Agobard, archevêque de Lyon, témoin des vexations et des injustices dont le peuple étoit accablé de la part de ses magistrats, se croyoit obligé d'en avertir le chef de la justice. (Agobard. _Epist. ad Marfrid. procer. palat._)]

[Note 233: Gibbon.]

Sous les rois de la troisième race, le clergé put espérer enfin des jours moins agités, et pour ses propriétés des garanties et une protection dont, jusqu'alors, lui seul avoit été privé. Il put, de même que les autres membres de la société, conserver ce qui lui appartenoit, et opposer avec succès, aux nouveaux envahissements que l'on tenta contre lui, ses titres et ses priviléges. Or, dans cet espace de quelques lieues sur lequel ont été successivement tracées et élevées les diverses enceintes de Paris, et qui s'est couvert aussi par degrés d'un si grand nombre d'édifices et d'une population, jusqu'au temps où nous vivons, toujours croissante, les évêques et les abbés avoient beaucoup de possessions, et eurent plus à combattre que partout ailleurs pour maintenir leurs droits sur un coin de terre que la multitude des habitants d'une ville devenue capitale du royaume, leur disputoit, pour ainsi dire, pied à pied; et ces droits, ils surent cependant les abandonner, selon que l'exigeoit l'intérêt public, auquel il est rare qu'ils n'aient pas toujours sacrifié leurs propres intérêts.

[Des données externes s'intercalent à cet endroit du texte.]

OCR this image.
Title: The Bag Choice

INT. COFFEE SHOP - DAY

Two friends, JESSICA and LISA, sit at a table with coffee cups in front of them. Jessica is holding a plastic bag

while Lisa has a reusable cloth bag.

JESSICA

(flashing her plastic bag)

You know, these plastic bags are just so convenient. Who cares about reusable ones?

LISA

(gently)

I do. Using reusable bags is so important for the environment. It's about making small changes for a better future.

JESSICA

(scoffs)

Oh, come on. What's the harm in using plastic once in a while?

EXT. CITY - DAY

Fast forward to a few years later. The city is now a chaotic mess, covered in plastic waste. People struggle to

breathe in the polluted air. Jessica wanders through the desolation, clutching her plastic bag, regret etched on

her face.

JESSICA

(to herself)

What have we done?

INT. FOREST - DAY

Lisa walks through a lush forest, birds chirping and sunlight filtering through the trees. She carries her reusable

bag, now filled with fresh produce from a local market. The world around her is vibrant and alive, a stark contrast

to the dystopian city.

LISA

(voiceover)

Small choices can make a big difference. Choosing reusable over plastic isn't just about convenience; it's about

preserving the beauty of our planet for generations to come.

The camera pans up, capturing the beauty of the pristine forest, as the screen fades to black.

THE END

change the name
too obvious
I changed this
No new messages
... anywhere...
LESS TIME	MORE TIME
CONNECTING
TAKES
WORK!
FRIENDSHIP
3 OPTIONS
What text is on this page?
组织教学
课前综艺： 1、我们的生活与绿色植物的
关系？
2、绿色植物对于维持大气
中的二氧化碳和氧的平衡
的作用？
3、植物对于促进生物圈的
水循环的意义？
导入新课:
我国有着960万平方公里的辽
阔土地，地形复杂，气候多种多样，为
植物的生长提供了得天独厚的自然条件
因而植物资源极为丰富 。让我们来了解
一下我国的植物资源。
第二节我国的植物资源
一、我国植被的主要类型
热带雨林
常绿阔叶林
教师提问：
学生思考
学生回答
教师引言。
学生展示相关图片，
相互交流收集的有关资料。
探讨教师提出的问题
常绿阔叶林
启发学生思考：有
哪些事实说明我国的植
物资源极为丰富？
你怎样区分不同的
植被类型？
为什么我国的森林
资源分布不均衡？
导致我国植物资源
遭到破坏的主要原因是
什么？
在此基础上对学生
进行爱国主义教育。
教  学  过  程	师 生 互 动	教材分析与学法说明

Par exemple les évêques de Paris possédoient, comme les autres prélats, des terres autour du siége de leur église, dans un temps où cette ville étoit presque tout entière renfermée dans la Cité, et où il étoit impossible de prévoir l'agrandissement immense qu'un jour elle devoit recevoir. Sous le règne de Louis-le-Jeune, une partie de ces propriétés, situées au couchant de la _ville_, étoit désignée sous le nom de _Culture-l'Évêque_, et prenoit naissance aux limites de l'ancien et du nouveau bourg Saint-Germain-l'Auxerrois. Dans ces terres, qui étoient devenues de la nature des fiefs, l'évêque, sous la seule condition de l'hommage et des redevances féodales, avoit presque tous les droits d'un souverain, haute et basse justice, propriété des serfs, perception de certains impôts, pouvoir de donner des terres à cens, d'établir des arrière-fiefs, etc.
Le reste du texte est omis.